U: University Hospital.

MSKCC: Memorial Sloan-Kettering Cancer Center.

DFCI: Dana-Farber Cancer institute.

UMC: University Medical Center.

CT: Chemotherapy.

LRC: loco-regional control.

DMFS: distant metastasis free survival.

OAS: overall survival.

Outcome data on OCC treated with IMRT remain scant. Table 5 shows published outcome results for IMRT in OCC [3-5,12-16]. To our knowledge, only two other reports are available on definitive IMRT patients to date: Sher et al [15] observed LRC/OAS rates of 64%/63% at 2 years in 12 patients, Daly et al [16] reported on 7 definitive IMRT patients, with corresponding rates of 60%/56% at 3 years, respectively. Our LRC/OAS rates in 44 definitively irradiated patients were ~40% each at 4 years.

A comparison with the literature of our 38 patients referred for (definitive or postoperative) salvage IMRT for recurrence after surgery is listed in Table 4[8-11]: the comparison is based on non-IMRT literature, as no data is available regarding radiation of recurrent disease from the IMRT era. There is, so far, no evidence for superiority of IMRT compared to non-IMRT techniques with respect to OCC disease control [5,13]. Our small sample of patients with recurrent macroscopic disease referred for IMRT (n = 10/38) showed very poor outcome (LRC in 1/10, 8/10 died, Figures 1, 2), as also reported by Koo et al [9] and Schwartz et al [8]. In summary, these studies reported OAS of about 25–35% at 5 years following salvage surgery (+/−radiation) of loco-regionally recurrent disease initially treated with surgery only, Table 4[8-11]. The OAS rate following definitive salvage radiotherapy in those patients was as low as 0- ~ 20%. Our IMRT results are somewhat better; when analysed according to the criterion IMRT for ‘R0-1’ versus ‘macroscopic disease’, satisfactory OAS of 75% at 5 years were attained for 18 patients undergoing radical salvage surgery followed by IMRT.

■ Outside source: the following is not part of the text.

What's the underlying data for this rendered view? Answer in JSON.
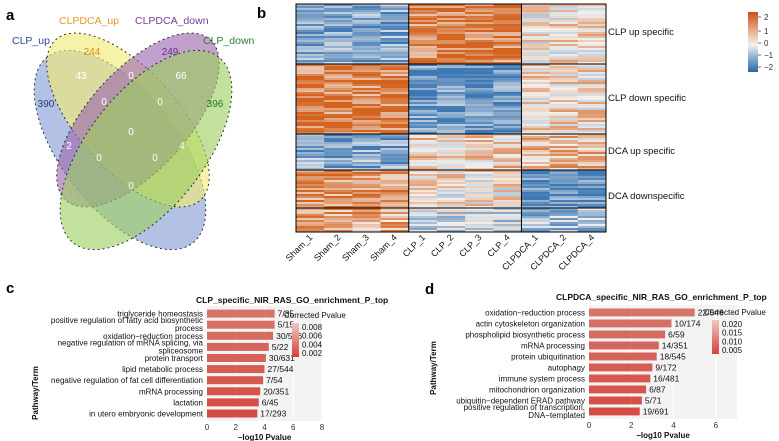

Poor OAS of approximately 20–30% at 2 years after salvage therapy is also reported for nodal recurrence following initial surgery +/− radiation (+/−chemotherapy) [17,18].

The IMRT tolerance in OCC patients was high, confirming earlier results regarding RON of the mandible and occurrence and nature of sub-acute mucosal ulcers in the IMRT boost dose area [6,7,19-21]. However, no specific investigations (e.g. quantitative measurement of salivary flow or quality, swallowing studies) have been performed to assess xerostomia and dysphagia but clinical follow up examinations (as mentioned in ‘methods’) and routine chart reviews on patients’ complaints were undertaken. The fact that only 2 patients remained feeding tube dependent may serve as a surrogate for sufficient swallowing capacity < grade 3 toxicity.

Conclusions

IMRT for postoperative R0-1 situations translated into a significant superior LRC and OAS compared to the IMRT cohort treated for macroscopic disease

Patients with recurrent disease (following surgery alone) showed similar outcome as patients irradiated for the initial situation, when analyses were performed according to the criteria ‘IMRT for R0-1’ versus ‘IMRT for macroscopic disease’

Persistent grade 3/4 late effects following IMRT (+/- systemic therapy) developed in <2% of our cohort

These updated findings corroborate our earlier recommendation in favour of a multi-modality approach with surgery followed by postoperative IMRT(-chemotherapy) in advanced OCC.

Competing interests

The authors declare that they have no competing interests.

Authors' contributions

GS, MB1 and CG designed and drafted the manuscript. MB1 and MB2 participated in its design and helped to draft the manuscript. All authors were responsible or substantially involved in patients’ specific treatments and clinical follow up, and generated the presented follow up data. All authors read and approved the final manuscript.